Wu is an attending physician in pediatric gastroenterology and nutrition at Boston Children’s Hospital.

“Monitoring of central adiposity gain via waist circumference may provide additional information to complement existing BMI measures in identification of children at higher cardiometabolic risk,” Wu told Healio.

Wu and colleagues obtain data from Project Viva, an ongoing prospective cohort study in which women were enrolled during prenatal visits. Researchers obtained data from 620 children who participated in follow-up visits at middle childhood (mean age, 7.8 years) and early adolescence (mean age, 12.9 years) and had indirect and direct central adiposity measures recorded at both visits with at least one cardiometabolic outcome measured. Waist circumference was used to measure indirect adiposity, and DXA scans were performed to measure direct adiposity. Systolic blood pressure, triglycerides, HDL cholesterol, alanine aminotransferase, homeostatic model assessment of insulin resistance (HOMA-IR), high-sensitivity C-reactive protein, leptin and adiponectin were used as cardiometabolic markers.

From middle childhood to early adolescence, participants had a median increase of 2.6 cm per year in waist circumference, 2.7 cm2 per year in visceral adipose tissue, 11.5 cm2 per year in subcutaneous abdominal adipose tissue and 0.7 kg per year in trunk fat.
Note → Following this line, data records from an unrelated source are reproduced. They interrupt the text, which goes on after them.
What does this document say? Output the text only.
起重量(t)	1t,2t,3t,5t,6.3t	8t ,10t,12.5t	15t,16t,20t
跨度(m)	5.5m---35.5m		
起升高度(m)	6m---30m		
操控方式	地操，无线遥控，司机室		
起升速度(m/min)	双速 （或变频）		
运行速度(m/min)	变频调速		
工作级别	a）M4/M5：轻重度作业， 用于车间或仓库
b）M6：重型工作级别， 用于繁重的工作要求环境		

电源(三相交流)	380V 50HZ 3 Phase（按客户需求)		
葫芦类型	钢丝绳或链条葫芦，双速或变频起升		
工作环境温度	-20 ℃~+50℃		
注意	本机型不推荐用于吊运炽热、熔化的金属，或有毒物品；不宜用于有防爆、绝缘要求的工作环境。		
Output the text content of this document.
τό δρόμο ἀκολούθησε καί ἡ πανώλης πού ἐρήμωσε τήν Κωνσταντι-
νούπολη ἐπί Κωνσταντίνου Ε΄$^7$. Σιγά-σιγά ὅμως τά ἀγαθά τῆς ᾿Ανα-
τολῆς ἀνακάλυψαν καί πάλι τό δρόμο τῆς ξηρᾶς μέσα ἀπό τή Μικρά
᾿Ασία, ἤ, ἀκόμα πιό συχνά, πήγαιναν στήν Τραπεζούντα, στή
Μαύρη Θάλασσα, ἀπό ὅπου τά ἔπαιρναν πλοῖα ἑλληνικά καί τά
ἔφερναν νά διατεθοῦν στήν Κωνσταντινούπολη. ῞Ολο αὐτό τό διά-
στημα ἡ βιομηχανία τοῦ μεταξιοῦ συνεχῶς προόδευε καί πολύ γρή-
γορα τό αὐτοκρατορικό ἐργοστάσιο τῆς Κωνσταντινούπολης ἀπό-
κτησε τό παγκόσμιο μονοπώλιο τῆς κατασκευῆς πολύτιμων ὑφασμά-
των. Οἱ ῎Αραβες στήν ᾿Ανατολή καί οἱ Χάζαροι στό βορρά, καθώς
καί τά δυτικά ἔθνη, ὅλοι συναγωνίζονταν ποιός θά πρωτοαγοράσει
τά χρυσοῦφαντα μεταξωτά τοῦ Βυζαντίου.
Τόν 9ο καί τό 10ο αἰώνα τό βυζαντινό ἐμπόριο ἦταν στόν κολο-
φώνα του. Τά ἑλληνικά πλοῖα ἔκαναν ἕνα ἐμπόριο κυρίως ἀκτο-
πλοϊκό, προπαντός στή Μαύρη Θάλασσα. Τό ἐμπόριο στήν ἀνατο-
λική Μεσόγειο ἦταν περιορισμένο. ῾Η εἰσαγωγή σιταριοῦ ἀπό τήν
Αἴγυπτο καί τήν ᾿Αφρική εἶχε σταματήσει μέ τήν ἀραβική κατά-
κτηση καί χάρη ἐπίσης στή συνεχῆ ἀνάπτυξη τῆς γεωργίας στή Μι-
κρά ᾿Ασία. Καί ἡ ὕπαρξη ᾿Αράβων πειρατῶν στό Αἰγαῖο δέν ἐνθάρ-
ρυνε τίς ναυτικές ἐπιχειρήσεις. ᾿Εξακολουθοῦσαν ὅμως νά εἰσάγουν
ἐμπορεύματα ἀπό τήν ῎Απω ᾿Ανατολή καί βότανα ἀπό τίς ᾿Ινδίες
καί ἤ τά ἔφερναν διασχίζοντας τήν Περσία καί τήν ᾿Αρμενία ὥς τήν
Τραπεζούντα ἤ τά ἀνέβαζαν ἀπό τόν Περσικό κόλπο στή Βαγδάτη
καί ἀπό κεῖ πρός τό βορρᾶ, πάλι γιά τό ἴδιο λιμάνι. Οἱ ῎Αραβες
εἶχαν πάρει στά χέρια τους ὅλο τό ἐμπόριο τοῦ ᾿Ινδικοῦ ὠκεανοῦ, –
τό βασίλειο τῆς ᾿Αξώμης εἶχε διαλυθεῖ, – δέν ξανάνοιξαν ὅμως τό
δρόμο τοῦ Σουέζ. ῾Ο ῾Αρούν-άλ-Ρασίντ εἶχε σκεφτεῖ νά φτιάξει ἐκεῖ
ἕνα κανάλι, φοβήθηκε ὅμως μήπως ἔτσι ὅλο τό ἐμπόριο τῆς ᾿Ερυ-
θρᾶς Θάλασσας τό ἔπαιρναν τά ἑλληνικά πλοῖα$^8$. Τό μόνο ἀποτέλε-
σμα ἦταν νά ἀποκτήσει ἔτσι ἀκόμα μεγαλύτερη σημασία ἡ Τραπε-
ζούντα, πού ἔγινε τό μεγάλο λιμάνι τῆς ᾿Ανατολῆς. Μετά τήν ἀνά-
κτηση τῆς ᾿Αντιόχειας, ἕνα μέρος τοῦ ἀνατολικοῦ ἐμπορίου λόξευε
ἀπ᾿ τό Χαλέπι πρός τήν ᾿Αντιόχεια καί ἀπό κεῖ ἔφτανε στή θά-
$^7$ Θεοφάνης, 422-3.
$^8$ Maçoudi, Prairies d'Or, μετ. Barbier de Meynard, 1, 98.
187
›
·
After adjusting for covariates and changes to total adiposity and height, each standard deviation increase in waist circumference was associated with higher log triglycerides (beta = 0.07 mg/dL; 95% CI, 0.02-0.13), log HOMA-IR (beta = 0.15 U; 95% CI, 0.08-0.23), log alanine aminotransferase (beta = 0.07 U/L; 95% CI, 0.03-0.12), log high-sensitivity C-reactive protein (beta = 0.43 mg/L; 95% CI, 0.28-0.58) and log leptin (beta = 0.35 ng/mL; 95% CI, 0.27-0.43). Waist circumference gain was also associated with lower log adiponectin (beta = –0.09 mg/dL; 95% CI, –0.15 to –0.03).

All three measures of direct central adiposity were associated with higher systolic BP z score in early adolescence. Additionally, each standard deviation increase in subcutaneous abdominal adipose tissue was associated with higher log HOMA-IR (beta = 0.12 U; 95% CI, 0.01-0.22) and log alanine aminotransferase (beta = 0.11 U/L; 95% CI, 0.05-0.18) and lower log HDL cholesterol (beta = –0.06 mg/dL; 95% CI, –0.11 to –0.02). Higher trunk fat was also associated with increased log HOMA-IR (beta = 0.18 U; 95% CI, 0.07-0.29) and log alanine aminotransferase (beta = 0.09 U/L; 95% CI, 0.02-0.16) and lower log HDL cholesterol (beta = –0.07 mg/dL; 95% CI, –0.12 to –0.02).

“When comparing the direct and indirect measures of central adiposity gain, there was no single measure that demonstrated the best predictive value for most of the cardiometabolic health outcomes,” Wu said.